From Nicholas P. Trist

[September 1827]

You will find in No. 3 (as marked by me) some new details respecting your early career, as well as that of Mr Jefferson. I send Nos 1. & 2. as introductory: The letters from R.D.O., I mean—which are marked with //.1

You will perceive that the clergy are seriously—many of them conscientiously—bent on organizing a “christian Party in politics.”2 We may yet be destined in this country to a fearful struggle on this mischief-breeding subject. I have, for some years, watched the signs. Should it ever come, the Land of the Puritans will be the Rock of my Hope.

Do not write: but return the papers when convenient. I fear from not receiving the letter you read to me that your rheumatism is more obstinate than I hoped it would prove.

Friendly respects for Mr Todd; and for Mrs. Madison & yourself, all affection.

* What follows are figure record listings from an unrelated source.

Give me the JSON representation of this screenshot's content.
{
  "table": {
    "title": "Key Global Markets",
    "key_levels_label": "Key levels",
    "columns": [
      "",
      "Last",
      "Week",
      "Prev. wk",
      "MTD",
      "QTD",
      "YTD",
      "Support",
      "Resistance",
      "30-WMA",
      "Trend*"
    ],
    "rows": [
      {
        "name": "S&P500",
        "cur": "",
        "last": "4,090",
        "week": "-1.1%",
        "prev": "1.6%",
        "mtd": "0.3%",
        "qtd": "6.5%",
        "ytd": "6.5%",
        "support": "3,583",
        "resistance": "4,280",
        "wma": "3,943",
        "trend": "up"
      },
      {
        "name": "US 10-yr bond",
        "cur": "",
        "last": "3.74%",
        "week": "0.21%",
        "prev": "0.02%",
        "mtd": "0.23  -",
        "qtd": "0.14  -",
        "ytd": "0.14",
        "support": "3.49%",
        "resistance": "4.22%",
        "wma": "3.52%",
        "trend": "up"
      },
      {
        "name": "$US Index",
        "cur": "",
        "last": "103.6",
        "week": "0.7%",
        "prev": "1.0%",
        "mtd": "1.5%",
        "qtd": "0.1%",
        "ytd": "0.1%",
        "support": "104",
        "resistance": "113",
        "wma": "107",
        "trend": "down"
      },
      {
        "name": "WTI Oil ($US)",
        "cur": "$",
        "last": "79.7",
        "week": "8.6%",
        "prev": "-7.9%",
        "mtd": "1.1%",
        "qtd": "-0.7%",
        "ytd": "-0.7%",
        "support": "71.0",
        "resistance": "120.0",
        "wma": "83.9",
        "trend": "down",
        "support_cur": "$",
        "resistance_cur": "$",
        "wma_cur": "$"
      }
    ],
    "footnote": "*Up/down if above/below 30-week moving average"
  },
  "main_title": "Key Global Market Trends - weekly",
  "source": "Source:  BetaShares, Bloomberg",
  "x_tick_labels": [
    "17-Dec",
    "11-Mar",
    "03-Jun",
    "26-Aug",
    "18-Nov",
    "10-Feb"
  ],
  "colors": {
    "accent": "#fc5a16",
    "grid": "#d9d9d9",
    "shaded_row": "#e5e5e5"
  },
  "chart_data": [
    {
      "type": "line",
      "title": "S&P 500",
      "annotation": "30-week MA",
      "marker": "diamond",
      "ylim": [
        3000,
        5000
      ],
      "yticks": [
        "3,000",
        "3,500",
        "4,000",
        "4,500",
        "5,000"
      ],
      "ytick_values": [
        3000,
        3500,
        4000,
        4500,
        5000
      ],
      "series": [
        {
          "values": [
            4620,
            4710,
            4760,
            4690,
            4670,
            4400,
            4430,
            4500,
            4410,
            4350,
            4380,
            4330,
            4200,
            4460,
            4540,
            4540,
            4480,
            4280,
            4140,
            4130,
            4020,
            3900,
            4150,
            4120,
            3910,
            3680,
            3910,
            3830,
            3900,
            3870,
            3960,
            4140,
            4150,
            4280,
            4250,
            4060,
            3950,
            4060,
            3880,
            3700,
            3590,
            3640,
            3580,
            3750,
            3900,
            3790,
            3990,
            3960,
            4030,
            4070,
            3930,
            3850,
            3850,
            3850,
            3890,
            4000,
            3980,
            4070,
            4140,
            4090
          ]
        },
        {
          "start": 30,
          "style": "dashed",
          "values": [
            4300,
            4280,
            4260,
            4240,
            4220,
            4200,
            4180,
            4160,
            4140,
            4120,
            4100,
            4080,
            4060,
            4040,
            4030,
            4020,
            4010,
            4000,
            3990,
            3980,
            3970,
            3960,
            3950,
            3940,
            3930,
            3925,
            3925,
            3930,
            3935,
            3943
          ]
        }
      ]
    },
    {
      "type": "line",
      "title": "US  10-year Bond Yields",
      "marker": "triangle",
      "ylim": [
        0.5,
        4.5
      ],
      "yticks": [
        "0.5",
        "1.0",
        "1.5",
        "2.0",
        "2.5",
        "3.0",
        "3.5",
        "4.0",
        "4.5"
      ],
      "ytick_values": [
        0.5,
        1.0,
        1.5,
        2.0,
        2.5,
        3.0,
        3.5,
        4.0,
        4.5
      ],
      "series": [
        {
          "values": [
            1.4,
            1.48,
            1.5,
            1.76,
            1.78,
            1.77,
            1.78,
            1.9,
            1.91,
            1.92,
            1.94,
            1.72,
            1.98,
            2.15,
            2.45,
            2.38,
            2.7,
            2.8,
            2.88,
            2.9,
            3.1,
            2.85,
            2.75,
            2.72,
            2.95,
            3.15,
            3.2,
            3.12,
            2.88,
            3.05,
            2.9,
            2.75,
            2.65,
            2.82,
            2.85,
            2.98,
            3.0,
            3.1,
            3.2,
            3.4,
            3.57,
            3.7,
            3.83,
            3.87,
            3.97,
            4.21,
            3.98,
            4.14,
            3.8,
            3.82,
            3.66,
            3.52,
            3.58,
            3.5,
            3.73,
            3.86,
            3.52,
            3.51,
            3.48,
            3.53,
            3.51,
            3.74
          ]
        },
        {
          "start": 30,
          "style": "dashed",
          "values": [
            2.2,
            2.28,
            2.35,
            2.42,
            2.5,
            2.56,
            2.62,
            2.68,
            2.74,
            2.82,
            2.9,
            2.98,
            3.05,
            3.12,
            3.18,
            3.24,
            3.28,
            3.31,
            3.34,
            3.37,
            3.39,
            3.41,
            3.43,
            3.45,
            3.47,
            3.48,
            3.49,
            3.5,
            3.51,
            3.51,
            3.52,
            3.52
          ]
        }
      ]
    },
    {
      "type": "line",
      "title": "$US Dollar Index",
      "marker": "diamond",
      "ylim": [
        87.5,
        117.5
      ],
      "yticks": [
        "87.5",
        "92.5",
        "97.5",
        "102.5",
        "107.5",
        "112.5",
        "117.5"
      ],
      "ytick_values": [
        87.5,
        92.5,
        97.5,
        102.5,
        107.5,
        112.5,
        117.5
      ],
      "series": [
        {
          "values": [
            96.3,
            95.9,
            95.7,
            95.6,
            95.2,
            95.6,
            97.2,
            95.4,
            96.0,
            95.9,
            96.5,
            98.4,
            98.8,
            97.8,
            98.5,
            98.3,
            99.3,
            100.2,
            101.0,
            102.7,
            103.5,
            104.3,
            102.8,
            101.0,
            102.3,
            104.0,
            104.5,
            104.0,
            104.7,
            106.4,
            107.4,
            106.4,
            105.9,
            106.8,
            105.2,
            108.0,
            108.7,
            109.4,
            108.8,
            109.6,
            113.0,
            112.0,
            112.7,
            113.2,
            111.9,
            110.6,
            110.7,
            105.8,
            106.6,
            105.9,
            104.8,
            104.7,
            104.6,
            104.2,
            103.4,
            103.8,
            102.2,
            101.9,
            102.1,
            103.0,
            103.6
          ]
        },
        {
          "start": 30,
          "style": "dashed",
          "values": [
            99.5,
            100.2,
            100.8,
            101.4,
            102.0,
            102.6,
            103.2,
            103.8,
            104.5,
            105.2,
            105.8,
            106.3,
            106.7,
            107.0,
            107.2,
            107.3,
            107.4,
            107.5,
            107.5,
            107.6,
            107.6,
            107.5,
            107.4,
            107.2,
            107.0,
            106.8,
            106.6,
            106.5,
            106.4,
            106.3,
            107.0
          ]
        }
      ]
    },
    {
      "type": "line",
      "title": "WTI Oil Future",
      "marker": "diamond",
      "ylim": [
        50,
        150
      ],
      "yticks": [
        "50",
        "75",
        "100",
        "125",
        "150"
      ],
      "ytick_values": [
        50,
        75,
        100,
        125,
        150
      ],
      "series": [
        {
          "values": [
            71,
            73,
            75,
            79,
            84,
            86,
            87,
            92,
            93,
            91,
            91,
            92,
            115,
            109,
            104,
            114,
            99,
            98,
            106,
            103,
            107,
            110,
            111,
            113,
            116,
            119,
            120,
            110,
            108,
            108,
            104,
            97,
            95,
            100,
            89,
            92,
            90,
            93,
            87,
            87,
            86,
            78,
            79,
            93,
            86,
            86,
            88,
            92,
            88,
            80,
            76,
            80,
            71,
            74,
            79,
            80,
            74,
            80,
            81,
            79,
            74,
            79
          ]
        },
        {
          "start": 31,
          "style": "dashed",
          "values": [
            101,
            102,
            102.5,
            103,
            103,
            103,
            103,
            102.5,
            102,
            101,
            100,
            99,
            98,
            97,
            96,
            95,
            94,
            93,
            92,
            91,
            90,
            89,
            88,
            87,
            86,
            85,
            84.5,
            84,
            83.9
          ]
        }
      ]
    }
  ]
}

RC (ViHi: Nicholas P. Trist Album Book). Undated; conjectural date assigned based on the publication of Ezra Stiles Ely’s discourse (see n. 2 below).

1Letters not found.

2An excerpt from Ely’s “Duty of Christian Freemen to Elect Christian Rulers,” delivered on 4 July 1827 in Philadelphia’s Seventh Presbyterian Church, was published in the September 1827 issue of the Philadelphia Reformer (“Religious Rulers, or Church and State,” 135—37). In this discourse, Ely called for “a Christian party in politics,” by which he meant a broad coalition of various Protestant denominations that should reject any candidate for political office who was not “professedly friendly to Christianity, and a believer in Divine Revelation.”